Epoch 10/50, Loss: 0.1434
Epoch 20/50, Loss: 0.1013
Epoch 30/50, Loss: 0.0816
Epoch 40/50, Loss: 0.0713
Epoch 50/50, Loss: 0.0652



## 7. Text Generation


In [17]:

def generate_text(model, start_str, length=200):
    model.eval()
    input_seq = torch.tensor([char_to_idx[ch] for ch in start_str], dtype=torch.long).unsqueeze(0).to(device)
    generated = list(start_str)

    with torch.no_grad():
        for _ in range(length):
            output = model(input_seq)
            last_char_logits = output[:, -1, :]
            prob = torch.softmax(last_char_logits, dim=-1)
            next_char = torch.multinomial(prob, 1).item()

            generated.append(idx_to_char[next_char])
            input_seq = torch.cat([input_seq[:, 1:], torch.tensor([[next_char]]).to(device)], dim=1)

    return "".join(generated)

print(generate_text(model, "To be", 100))

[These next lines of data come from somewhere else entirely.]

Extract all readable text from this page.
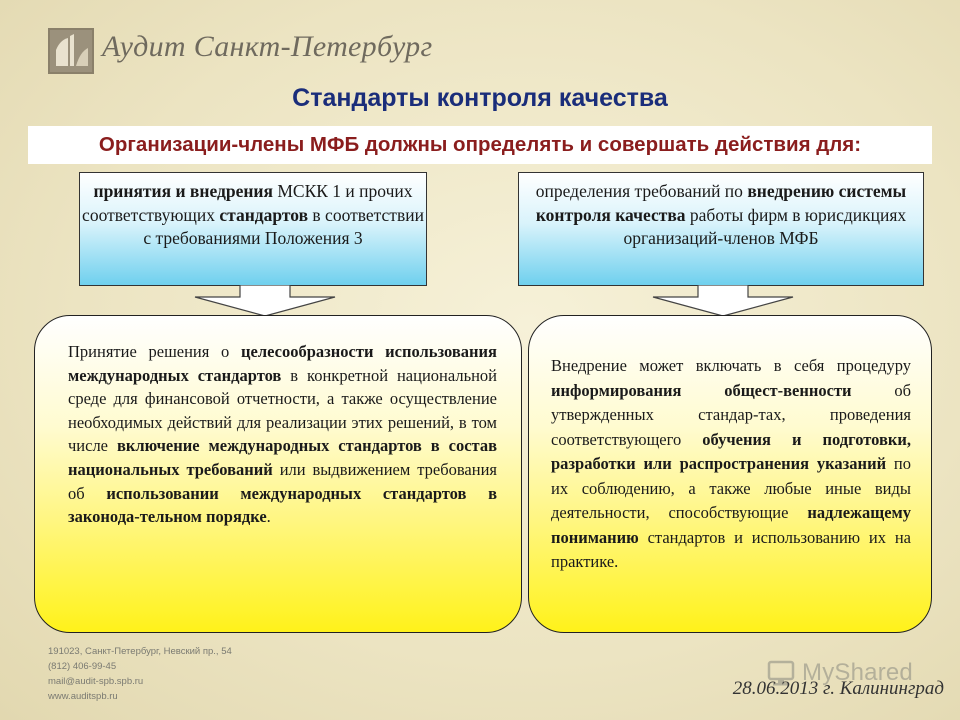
Аудит Санкт-Петербург
Стандарты контроля качества
Организации-члены МФБ должны определять и совершать действия для:
принятия и внедрения МСКК 1 и прочих соответствующих стандартов в соответствии с требованиями Положения 3
определения требований по внедрению системы контроля качества работы фирм в юрисдикциях организаций-членов МФБ

Принятие решения о целесообразности использования международных стандартов в конкретной национальной среде для финансовой отчетности, а также осуществление необходимых действий для реализации этих решений, в том числе включение международных стандартов в состав национальных требований или выдвижением требования об использовании международных стандартов в законода-тельном порядке.

Внедрение может включать в себя процедуру информирования общест-венности об утвержденных стандар-тах, проведения соответствующего обучения и подготовки, разработки или распространения указаний по их соблюдению, а также любые иные виды деятельности, способствующие надлежащему пониманию стандартов и использованию их на практике.

191023, Санкт-Петербург, Невский пр., 54
(812) 406-99-45
mail@audit-spb.spb.ru
www.auditspb.ru
MyShared
28.06.2013 г. Калининград
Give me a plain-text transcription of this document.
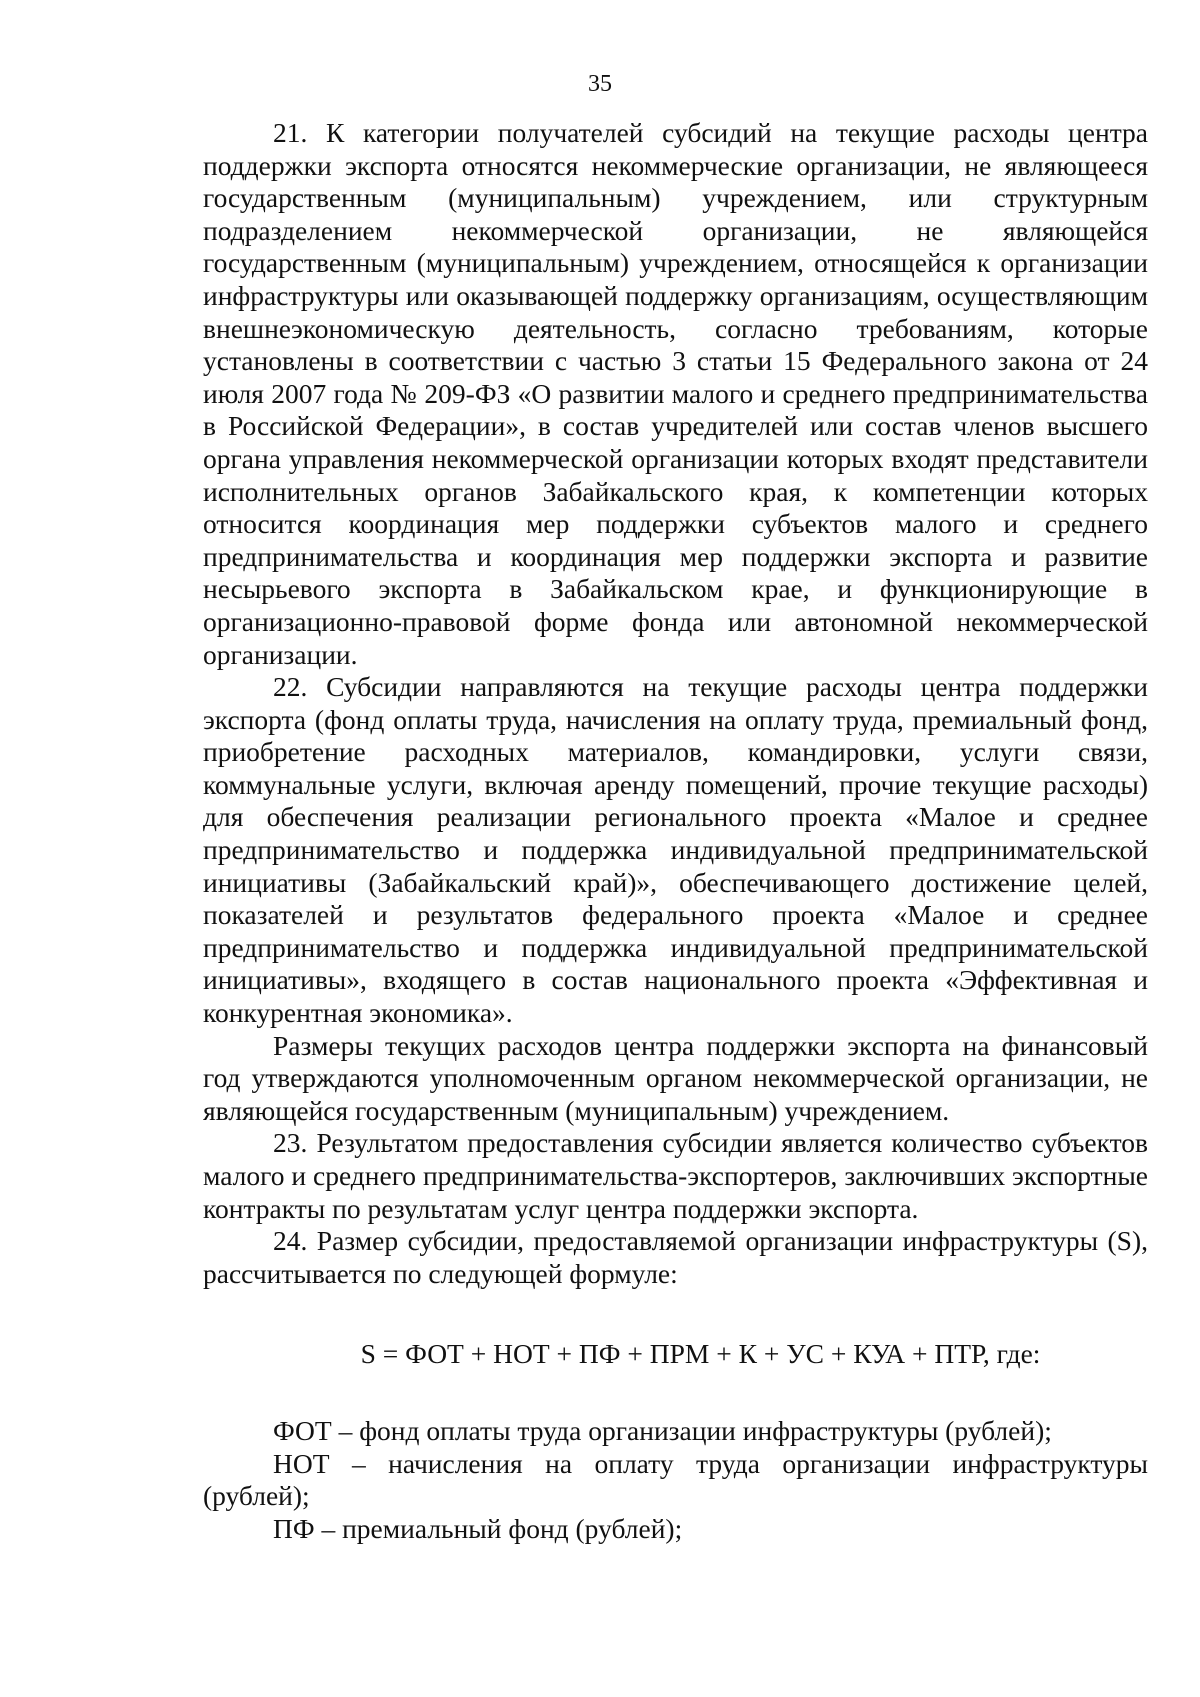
35

21. К категории получателей субсидий на текущие расходы центра поддержки экспорта относятся некоммерческие организации, не являющееся государственным (муниципальным) учреждением, или структурным подразделением некоммерческой организации, не являющейся государственным (муниципальным) учреждением, относящейся к организации инфраструктуры или оказывающей поддержку организациям, осуществляющим внешнеэкономическую деятельность, согласно требованиям, которые установлены в соответствии с частью 3 статьи 15 Федерального закона от 24 июля 2007 года № 209-ФЗ «О развитии малого и среднего предпринимательства в Российской Федерации», в состав учредителей или состав членов высшего органа управления некоммерческой организации которых входят представители исполнительных органов Забайкальского края, к компетенции которых относится координация мер поддержки субъектов малого и среднего предпринимательства и координация мер поддержки экспорта и развитие несырьевого экспорта в Забайкальском крае, и функционирующие в организационно-правовой форме фонда или автономной некоммерческой организации.

22. Субсидии направляются на текущие расходы центра поддержки экспорта (фонд оплаты труда, начисления на оплату труда, премиальный фонд, приобретение расходных материалов, командировки, услуги связи, коммунальные услуги, включая аренду помещений, прочие текущие расходы) для обеспечения реализации регионального проекта «Малое и среднее предпринимательство и поддержка индивидуальной предпринимательской инициативы (Забайкальский край)», обеспечивающего достижение целей, показателей и результатов федерального проекта «Малое и среднее предпринимательство и поддержка индивидуальной предпринимательской инициативы», входящего в состав национального проекта «Эффективная и конкурентная экономика».

Размеры текущих расходов центра поддержки экспорта на финансовый год утверждаются уполномоченным органом некоммерческой организации, не являющейся государственным (муниципальным) учреждением.

23. Результатом предоставления субсидии является количество субъектов малого и среднего предпринимательства-экспортеров, заключивших экспортные контракты по результатам услуг центра поддержки экспорта.

24. Размер субсидии, предоставляемой организации инфраструктуры (S), рассчитывается по следующей формуле:

S = ФОТ + НОТ + ПФ + ПРМ + К + УС + КУА + ПТР, где:

ФОТ – фонд оплаты труда организации инфраструктуры (рублей);

НОТ – начисления на оплату труда организации инфраструктуры (рублей);

ПФ – премиальный фонд (рублей);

To be, that is the mind to suffer
The slings and to suffer
The slings and to suffer
The slings and to sbl



## 8. Conclusion

- LSTM captures long-term character dependencies
- Domain-specific data improves coherence
- Hyperparameters strongly affect performance

This fulfills the **Language Modeling using LSTM** task.